I had been seeing The Business of Being Born keep popping up on my Netflix as a recommended title that I would enjoy. Then recently, a writer friend (http://www.meetmissjones.com/) also told me I should see it after she read about our disappointment with our first two appointments at a standard hospital. (Of course, we ended up switching to midwives and are so happy, though I had no idea what a midwife really even was when we first met with them.)
So last night we watched the documentary, The Business of Being Born, directed by Ricki Lake and produced by Abby Epstein (yes, they are both Jewish). I went into it thinking it would be a tiring movie telling how much money is made off of strollers, cribs, daycare, etc.
Instead, it is a one-sided film about the importance of the long-lost tradition of natural births. And we loved it!
I took notes:
-Induced labor increases the chances of C-Section by 50%
-In Japan and Europe, 70% of births are delivered by a midwife. In the US, only 8%
-The US has the 2nd worst newborn death rate in the developed world
-The US has one of the highest maternal mortality rates among all industrialized countries
-Since 1996 the C-Section rate in the US has risen 46%; In 2005, it was one out of every 3 American births
While there are obviously certain situations where a C-Section is absolutely necessary (like the baby being “breach”), it is a major surgery that has become the new norm.
Interestingly, in the movie, a group of young doctors are asked how many live births they have witnessed. Basically, none of them had.
And to me, that’s scary. That it’s easier, less time consuming, and more profitable to induce labor and perform a C-Section that it is to let the baby born naturally.
In the documentary they explain how the peak times for American babies being born is at 4pm and 10pm, the times at the end of the work shifts so that doctors can go home.

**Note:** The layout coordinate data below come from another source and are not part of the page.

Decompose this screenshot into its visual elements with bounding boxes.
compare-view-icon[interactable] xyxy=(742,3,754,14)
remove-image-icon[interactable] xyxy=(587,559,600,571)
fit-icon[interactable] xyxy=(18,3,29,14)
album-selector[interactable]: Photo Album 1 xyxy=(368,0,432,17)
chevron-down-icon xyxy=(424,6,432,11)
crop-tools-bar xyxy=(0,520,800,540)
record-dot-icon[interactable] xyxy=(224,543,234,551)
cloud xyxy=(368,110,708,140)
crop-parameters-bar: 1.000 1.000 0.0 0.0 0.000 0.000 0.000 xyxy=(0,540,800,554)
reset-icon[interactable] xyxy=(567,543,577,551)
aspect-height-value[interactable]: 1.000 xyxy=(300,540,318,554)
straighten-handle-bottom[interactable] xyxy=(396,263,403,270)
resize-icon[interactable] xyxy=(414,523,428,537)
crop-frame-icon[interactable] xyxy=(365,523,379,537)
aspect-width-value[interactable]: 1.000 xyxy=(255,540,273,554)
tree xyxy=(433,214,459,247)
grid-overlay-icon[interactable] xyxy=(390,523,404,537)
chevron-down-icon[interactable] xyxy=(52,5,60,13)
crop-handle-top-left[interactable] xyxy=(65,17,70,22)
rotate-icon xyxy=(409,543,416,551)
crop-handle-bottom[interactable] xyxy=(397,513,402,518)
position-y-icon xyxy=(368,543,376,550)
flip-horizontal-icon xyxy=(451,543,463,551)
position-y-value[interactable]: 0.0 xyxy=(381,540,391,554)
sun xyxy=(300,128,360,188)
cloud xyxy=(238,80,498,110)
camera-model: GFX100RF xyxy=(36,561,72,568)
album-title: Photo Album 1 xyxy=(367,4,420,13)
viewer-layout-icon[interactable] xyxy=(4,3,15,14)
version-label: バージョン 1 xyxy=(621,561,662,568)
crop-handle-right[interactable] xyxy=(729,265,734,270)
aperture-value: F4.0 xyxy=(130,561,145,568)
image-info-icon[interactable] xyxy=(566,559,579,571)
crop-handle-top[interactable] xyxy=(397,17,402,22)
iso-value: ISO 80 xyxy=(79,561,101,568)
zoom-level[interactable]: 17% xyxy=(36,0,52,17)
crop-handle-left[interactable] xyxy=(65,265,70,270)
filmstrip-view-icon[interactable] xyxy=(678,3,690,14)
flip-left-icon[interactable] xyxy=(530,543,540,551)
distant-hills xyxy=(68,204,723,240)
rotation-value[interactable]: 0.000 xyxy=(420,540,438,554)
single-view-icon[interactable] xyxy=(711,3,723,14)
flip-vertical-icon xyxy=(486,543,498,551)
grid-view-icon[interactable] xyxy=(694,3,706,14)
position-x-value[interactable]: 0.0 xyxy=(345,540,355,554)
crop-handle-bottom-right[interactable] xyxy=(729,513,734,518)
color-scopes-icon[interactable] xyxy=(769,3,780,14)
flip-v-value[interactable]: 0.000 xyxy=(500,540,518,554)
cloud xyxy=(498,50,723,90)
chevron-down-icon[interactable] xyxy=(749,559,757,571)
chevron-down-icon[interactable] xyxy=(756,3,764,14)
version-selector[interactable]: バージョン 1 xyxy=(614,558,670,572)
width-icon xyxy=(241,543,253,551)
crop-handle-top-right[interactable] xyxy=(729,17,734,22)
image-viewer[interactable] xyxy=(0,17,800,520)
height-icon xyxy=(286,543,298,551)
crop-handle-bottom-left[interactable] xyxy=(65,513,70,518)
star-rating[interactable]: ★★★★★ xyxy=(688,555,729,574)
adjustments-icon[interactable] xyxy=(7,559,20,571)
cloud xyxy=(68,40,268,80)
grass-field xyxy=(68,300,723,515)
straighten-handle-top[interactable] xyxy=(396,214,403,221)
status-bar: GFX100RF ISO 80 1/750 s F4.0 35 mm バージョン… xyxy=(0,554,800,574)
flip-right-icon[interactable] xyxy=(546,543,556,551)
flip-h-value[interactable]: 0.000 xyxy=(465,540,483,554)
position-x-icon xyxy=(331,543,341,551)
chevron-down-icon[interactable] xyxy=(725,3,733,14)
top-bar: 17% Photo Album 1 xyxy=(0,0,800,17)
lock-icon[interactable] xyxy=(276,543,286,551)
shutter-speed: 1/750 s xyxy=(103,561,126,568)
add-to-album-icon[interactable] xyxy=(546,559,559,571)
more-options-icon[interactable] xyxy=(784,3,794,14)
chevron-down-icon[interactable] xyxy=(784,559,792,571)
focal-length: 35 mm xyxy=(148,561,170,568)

For me, the desire to have a natural birth all comes down to observing the downward spiral of having a baby in a hospital, with a doctor, the American way:
The mother is given Pitocin, to induce labor. Which causes longer, more intense contractions and cuts off oxygen to the baby, putting both the mother and the baby at risk, as well as potentially causing birth defects (even ADHD or Autism in the child later on, though not enough evidence can back this yet, but I won’t be surprised when it can).
So inducing labor increases the chances of having a C-Section by 50%, which puts both mother and child at greater risk. And the epidural slows down the birthing process- which in addition to the Pitocin, is another drug that may also affect the health of the baby.
Until last night, I had never witnessed a live human birth. But now I’ve seen at least four or five. All of them natural.
It’s pretty interesting to watch. I didn’t think it was gross, and I’m not artistic enough off a person to go on and on about how beautiful it was. It just seemed natural and normal. Like watching someone poop. But a baby came out instead.
The Business of Being Born does contain a large amount of nudity, as most of the mothers are nude while giving birth. But we were so intrigued by watching the births, that it didn’t register, “hey, this is porn”. It was just a woman giving birth. The documentary is not rated, because if it was, it may have to be rated NC-17. But to that I say, What Movie Rating Does Real Life Get?
One of the major reasons I now support natural birth (and denounce induced labor by a doctor, with certain exceptions) is the fact that in a hospital, the mother lays down flat on a bed. Common sense tells us that gravity will naturally help pull the baby out. Plus the fact that by having the mother lay down flat, it gives the baby less room to come out.
I also learned that when a baby is born naturally, “a love cocktail of hormones” is released by the mother, causing a unique bond to occur between the mother and the child.
This is where we’re headed. This is what we will attempt. A natural birth overseen by midwives. Yet just down the hall from an M.D. in case something goes wrong.